Sinn Fein had the largest proportion of their posters taken up with the party name, with Fine Gael and Labour having slightly smaller fonts. Sinn Fein, like the Greens, had to remind the electorate to “Vote No 1” for their party leader.
As I drew nearer to the City Centre, I noticed the sharp increase in Eamon Gilmore’s posters: they were everywhere, in different shapes and sizes. Some were the usual Labour Party style: others read Le Chéile (together). Just the odd Kenny and Martin to break up the gazillion gazes of Gilmore...
I must admit that Enda Kenny’s regal-like pose looks the most convincing of all the prospective political leaders perched on the top of our city’s lampposts.
The image of Kenny looks down on the glut of Gilmore’s; the off-green Gormley’s; the fine-fonted Martin’s; and the “Vote No.1” Adams.
There were surprisingly few defaced posters; they were mostly Martin’s that had slid down to within the reach of passing scribes.

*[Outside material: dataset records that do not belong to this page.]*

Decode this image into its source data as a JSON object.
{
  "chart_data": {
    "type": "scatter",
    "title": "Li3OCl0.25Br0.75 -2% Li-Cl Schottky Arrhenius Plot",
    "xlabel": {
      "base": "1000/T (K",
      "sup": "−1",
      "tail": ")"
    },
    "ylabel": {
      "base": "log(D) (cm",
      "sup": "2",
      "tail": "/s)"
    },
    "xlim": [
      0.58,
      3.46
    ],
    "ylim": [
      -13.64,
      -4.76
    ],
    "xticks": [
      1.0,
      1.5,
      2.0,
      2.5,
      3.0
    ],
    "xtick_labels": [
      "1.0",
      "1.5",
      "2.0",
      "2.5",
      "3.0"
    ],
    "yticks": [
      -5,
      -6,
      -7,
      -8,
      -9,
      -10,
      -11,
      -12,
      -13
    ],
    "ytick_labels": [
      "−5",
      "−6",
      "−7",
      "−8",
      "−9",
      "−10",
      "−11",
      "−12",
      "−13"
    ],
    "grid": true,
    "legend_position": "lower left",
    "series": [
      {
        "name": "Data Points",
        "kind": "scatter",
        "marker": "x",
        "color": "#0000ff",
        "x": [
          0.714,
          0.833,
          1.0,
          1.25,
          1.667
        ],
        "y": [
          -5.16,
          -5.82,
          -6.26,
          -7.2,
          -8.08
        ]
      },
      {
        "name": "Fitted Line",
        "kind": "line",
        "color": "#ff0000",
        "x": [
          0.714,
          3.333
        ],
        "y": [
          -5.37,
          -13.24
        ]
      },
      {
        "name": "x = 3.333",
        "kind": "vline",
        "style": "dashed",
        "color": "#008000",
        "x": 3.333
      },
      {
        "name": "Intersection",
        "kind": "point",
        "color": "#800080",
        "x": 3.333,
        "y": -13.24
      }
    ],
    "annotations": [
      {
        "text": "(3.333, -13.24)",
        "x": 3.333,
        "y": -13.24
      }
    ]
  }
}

The only positive to take from the probable apathy of the electorate is the highly unlikely event of any kind of civil war situation occurring after this election. However, civil-war politics may still be visible when long-term Fianna Fail members turn up at the polling stations. Old habits die hard, and even though all the pre-election polls forecast a majority result for Fine Gael, the de Valera supporters will find it hard to draw that x beside a new name.
Maybe they will, as a token, give their first and second votes to obscure candidates, which is, in effect, saying, “I’ll make you wait and sweat ... but here you go anyway.”